The world’s biggest salt mine, in case you didn’t know, is in Goderich, a town in southern Ontario. It is capable of producing some 9 million tons of salt a year. And it is with all the salt in Goderich the people of Kingston should take any investigation of the job competence of Steve Noble, who’s running for mayor, by the administration of Shayne Gallo, who wants to be re-elected mayor.
In a story in the June 25 edition of the Kingston Times, Gallo said he wants an audit of all the grants that Steve Noble, who’s battling Gallo for the Democratic line for mayor this fall, after the Junior League of Kingston reported that it’s $70,000 in the lurch for the Kinderland II project. If, as the mayor has darkly hinted, the grant application is so irretrievably messed up that the state refuses to fork over the money it promised, the city could also be out more than $300,000.
Serious stuff, sure. Worth a look? Sure. But a look by officials appointed by the man the alleged grant messer-upper is running against in a primary election in two-plus months? Wait just a minute there. One of the officials Gallo appointed to the probe, economic development chief Gregg Swanzey, either posted himself or allowed to be posted on a city Facebook page earlier this year anti-Noble content. The other guy, Corporation Counsel Andy Zweben, has been since day one the mayor’s spokesman, henchman and handler, on more than one occasion throwing shade on the Common Council, even though he’s supposed to be their lawyer as much as he’s the mayor. (Since he worked closely with Gallo to get Gallo elected in the first place, this isn’t surprising, but that doesn’t make it right, either.)

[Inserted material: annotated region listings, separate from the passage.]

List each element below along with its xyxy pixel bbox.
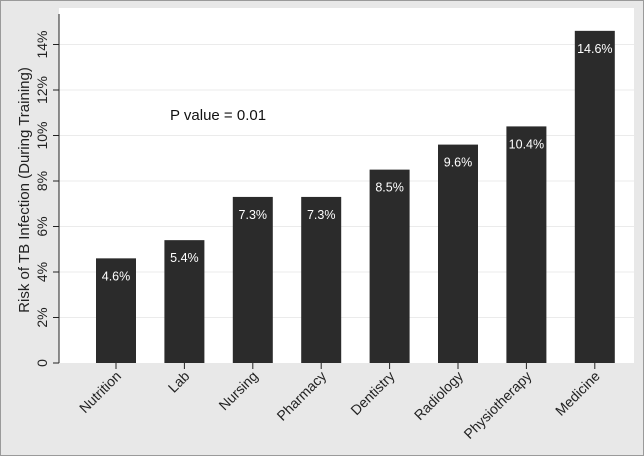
plot-area: [59, 8, 634, 363]
bar-value-label: 9.6%: [444, 156, 473, 170]
y-tick-label: 6%: [34, 216, 50, 236]
y-axis-label: Risk of TB Infection (During Training): [16, 67, 33, 313]
y-tick-label: 12%: [34, 76, 50, 104]
bar: [574, 30, 615, 363]
bar-value-label: 5.4%: [170, 251, 199, 265]
y-tick-label: 4%: [34, 262, 50, 282]
bar-value-label: 7.3%: [239, 208, 268, 222]
bar-value-label: 14.6%: [577, 42, 612, 56]
bar: [438, 144, 478, 363]
bar: [369, 169, 410, 363]
bar: [232, 196, 273, 363]
bar: [506, 126, 547, 364]
p-value-annotation: P value = 0.01: [170, 107, 266, 124]
bar-value-labels: 4.6% 5.4% 7.3% 7.3% 8.5% 9.6% 10.4% 14.6%: [102, 42, 613, 284]
bars: [96, 30, 615, 364]
y-tick-label: 2%: [34, 307, 50, 327]
bar-value-label: 4.6%: [102, 269, 131, 283]
y-tick-label: 8%: [34, 171, 50, 191]
bar-value-label: 8.5%: [375, 181, 404, 195]
bar-value-label: 7.3%: [307, 208, 336, 222]
y-tick-label: 10%: [34, 121, 50, 149]
bar: [96, 258, 136, 363]
bar: [164, 240, 205, 363]
y-axis: 0 2% 4% 6% 8% 10% 12% 14%: [34, 14, 60, 367]
y-tick-label: 0: [34, 359, 50, 367]
bar-value-label: 10.4%: [509, 137, 544, 151]
y-tick-label: 14%: [34, 30, 50, 58]
bar: [301, 196, 342, 363]
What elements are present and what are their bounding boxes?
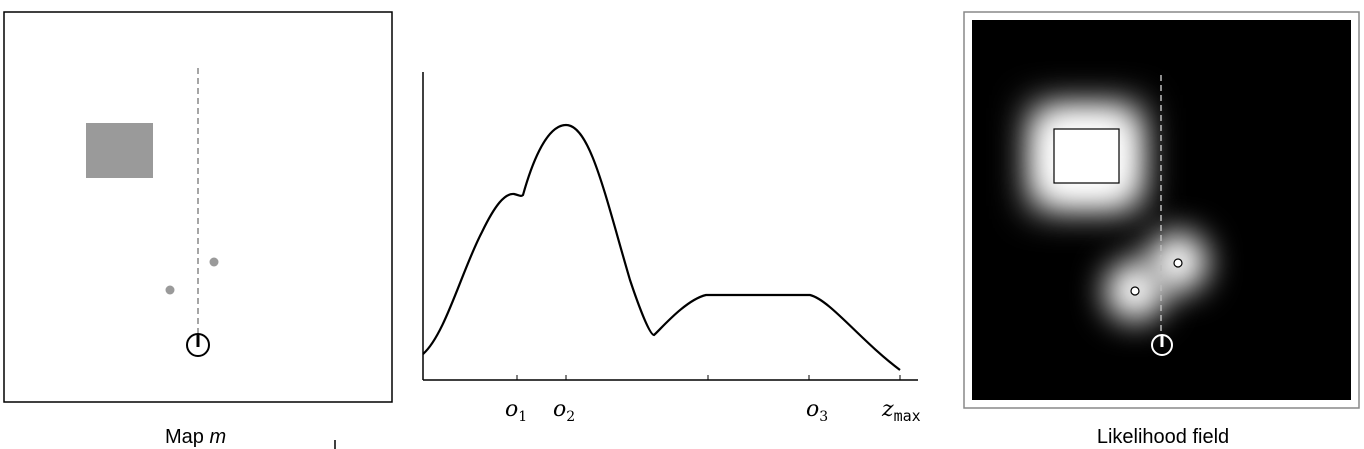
- map-caption: Map m: [165, 426, 226, 448]
- field-obstacle-outline: [1053, 128, 1120, 184]
- map-panel: [3, 11, 393, 403]
- field-point-marker: [1173, 258, 1183, 268]
- label-o1: o1: [505, 397, 527, 425]
- map-obstacle: [86, 123, 153, 178]
- likelihood-panel: [963, 11, 1360, 409]
- density-curve: [422, 123, 901, 371]
- robot-icon: [1151, 334, 1173, 356]
- field-point-marker: [1130, 286, 1140, 296]
- density-panel: [422, 72, 918, 381]
- label-zmax: zmax: [881, 397, 921, 425]
- map-point-obstacle: [165, 285, 175, 295]
- map-point-obstacle: [209, 257, 219, 267]
- robot-icon: [186, 333, 210, 357]
- label-o3: o3: [806, 397, 828, 425]
- label-o2: o2: [553, 397, 575, 425]
- likelihood-caption: Likelihood field: [1097, 426, 1229, 448]
- density-labels: o1 o2 o3 zmax: [505, 397, 921, 425]
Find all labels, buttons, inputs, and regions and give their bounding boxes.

Is it impossible for these men to objectively evaluate their boss’ political foe’s performance, even though their continued employment with the city depends on their boss’ re-election? It’s not, actually. But is it way too much of the mayor to ask the people of the city to accept an anti-Noble result as something produced by an unbiased, agnostic-as-to-results good-faith investigation? It is, actually.
Think about the other probe into someone’s competence the Gallo administration conducted — the Chris Rea investigation. It’s within the realm of possibility that the Appellate Division of the state Supreme Court will go against the hearing officer’s finding that there’s no evidence Chris Rea broke the law and get the city off the hook for around a quarter-million dollars. But if it does not, Gallo’s exposed the city to a whopper of a liability and dragged a man’s name through the mud for no good reason. (As an aside on the mayor’s press conference this Monday, we trust the court will decide the Rea case on its legal merits and not whether the mayor and the council majority leader agree on how the case should have been pursued.)
So if Gallo really wants to pursue this path, the only ethical way to do so is to turn it over to an outside body, someone with no connection to and no stake in city politics.
Now, to do so may seem to the mayor and his allies an unacceptable sacrifice of a golden opportunity to denigrate his opponent. But with mayoral power comes mayoral responsibility to use public resources in an unbiased and fair-minded way. Also, consider this — what good would a tainted finding do in terms of peeling off Noble supporters and convincing them to vote Gallo? Not much, I figure.